Natalie lives a traditional lifestyle. Her charming farmhouse is rustic, her husband a handsome cowboy, her six children each more delightful than the last. So what if there are nannies and producers behind the scenes, her kitchen hiding industrial-grade fridges and ovens, her husband the heir to a political dynasty? What Natalie’s followers—all 8 million of them—don’t know won’t hurt them. And The Angry Women? The privileged, Ivy League, coastal elite haters who call her an antifeminist iconoclast? They’re sick with jealousy. Because Natalie isn’t simply living the good life, she’s living the ideal—and just so happens to be building an empire from it.

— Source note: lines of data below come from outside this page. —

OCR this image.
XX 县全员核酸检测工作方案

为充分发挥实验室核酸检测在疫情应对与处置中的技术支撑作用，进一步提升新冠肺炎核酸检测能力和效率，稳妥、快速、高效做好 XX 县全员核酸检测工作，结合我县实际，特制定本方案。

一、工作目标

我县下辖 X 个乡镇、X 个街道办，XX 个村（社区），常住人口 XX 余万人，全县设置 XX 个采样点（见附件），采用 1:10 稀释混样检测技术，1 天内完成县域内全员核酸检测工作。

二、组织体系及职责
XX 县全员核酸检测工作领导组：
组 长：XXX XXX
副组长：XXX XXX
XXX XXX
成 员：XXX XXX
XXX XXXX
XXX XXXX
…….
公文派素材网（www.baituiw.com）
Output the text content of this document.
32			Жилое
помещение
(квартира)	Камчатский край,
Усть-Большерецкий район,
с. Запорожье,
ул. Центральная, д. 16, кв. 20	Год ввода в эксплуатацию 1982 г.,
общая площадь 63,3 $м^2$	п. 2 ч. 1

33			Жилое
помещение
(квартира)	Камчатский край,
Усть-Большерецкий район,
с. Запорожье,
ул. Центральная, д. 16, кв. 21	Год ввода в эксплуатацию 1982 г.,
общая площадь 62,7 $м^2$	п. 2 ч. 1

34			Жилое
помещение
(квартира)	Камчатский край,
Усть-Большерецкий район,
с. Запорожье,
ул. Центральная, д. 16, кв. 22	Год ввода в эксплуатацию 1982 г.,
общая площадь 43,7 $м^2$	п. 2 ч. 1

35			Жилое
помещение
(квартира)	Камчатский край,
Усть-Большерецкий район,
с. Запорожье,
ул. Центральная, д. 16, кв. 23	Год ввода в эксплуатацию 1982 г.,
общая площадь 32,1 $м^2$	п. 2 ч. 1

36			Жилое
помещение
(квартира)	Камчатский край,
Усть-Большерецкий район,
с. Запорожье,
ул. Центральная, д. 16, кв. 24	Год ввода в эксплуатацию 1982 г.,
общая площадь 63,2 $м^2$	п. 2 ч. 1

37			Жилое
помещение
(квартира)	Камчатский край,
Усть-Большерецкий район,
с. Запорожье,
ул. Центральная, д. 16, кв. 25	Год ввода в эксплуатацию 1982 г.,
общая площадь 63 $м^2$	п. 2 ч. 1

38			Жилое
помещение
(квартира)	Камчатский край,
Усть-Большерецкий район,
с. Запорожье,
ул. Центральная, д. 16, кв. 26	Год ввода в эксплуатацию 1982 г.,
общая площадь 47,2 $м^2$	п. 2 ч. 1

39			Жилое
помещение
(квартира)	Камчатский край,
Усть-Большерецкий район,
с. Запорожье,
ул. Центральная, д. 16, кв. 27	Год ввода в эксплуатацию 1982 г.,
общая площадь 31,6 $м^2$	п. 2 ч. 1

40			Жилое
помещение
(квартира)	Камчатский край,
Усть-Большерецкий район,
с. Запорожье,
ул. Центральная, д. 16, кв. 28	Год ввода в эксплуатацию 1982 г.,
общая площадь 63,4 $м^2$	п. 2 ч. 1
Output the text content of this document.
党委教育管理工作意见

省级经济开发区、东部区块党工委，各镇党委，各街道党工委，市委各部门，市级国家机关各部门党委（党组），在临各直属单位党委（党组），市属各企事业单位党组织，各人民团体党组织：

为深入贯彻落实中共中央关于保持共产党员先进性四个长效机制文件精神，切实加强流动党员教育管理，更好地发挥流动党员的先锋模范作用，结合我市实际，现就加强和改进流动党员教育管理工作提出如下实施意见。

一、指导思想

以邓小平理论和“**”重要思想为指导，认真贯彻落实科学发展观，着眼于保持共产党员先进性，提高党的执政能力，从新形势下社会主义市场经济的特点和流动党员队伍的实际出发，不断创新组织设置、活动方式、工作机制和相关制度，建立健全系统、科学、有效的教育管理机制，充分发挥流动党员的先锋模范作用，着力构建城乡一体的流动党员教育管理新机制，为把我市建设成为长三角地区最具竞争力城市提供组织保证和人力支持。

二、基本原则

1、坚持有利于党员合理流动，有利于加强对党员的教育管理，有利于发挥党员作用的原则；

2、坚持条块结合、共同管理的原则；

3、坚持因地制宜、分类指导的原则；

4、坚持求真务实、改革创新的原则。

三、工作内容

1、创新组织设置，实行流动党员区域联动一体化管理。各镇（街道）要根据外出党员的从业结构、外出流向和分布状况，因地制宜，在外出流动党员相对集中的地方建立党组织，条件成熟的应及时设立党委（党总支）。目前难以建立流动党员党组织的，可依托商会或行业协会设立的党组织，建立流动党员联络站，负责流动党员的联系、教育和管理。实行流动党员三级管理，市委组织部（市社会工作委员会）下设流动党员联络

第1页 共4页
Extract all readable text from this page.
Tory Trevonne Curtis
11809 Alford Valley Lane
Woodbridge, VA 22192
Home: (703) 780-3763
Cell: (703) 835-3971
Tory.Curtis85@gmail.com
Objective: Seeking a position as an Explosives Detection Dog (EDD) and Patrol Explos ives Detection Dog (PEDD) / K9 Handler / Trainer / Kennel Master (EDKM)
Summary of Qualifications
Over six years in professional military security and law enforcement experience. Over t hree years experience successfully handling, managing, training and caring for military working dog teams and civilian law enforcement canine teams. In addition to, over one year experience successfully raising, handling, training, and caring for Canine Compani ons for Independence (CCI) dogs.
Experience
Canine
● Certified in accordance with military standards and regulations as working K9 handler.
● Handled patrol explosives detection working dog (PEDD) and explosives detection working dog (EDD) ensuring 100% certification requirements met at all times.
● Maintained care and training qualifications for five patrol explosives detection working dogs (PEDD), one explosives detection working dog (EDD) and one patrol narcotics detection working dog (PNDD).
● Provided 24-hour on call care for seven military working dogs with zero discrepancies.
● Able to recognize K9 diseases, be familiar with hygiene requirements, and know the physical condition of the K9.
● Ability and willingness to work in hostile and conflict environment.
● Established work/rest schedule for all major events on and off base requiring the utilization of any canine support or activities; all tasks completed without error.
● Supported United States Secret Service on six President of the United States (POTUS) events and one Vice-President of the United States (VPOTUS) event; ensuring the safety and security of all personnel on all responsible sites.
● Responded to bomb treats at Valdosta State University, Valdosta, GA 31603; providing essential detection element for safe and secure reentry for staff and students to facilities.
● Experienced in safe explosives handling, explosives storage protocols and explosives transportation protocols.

Until one morning she wakes up in a life that isn’t hers. Her home, her husband, her children—they’re all familiar, but something’s off. Her kitchen is warmed by a sputtering fire rather than electricity, her children are dirty and strange, and her soft-handed husband is suddenly a competent farmer. Just yesterday Natalie was curating photos of homemade jam for her Instagram, and now she’s expected to haul firewood and handwash clothes until her fingers bleed. Has she become the unwitting star of a ruthless reality show? Could it really be time travel? Is she being tested by God? By Satan? When Natalie suffers a brutal injury in the woods, she realizes two things: This is not her beautiful life, and she must escape by any means possible.
A gripping, electrifying novel that is as darkly funny as it is frightening, Yesteryear is a gimlet-eyed look at tradition, fame, faith, and the grand performance of womanhood.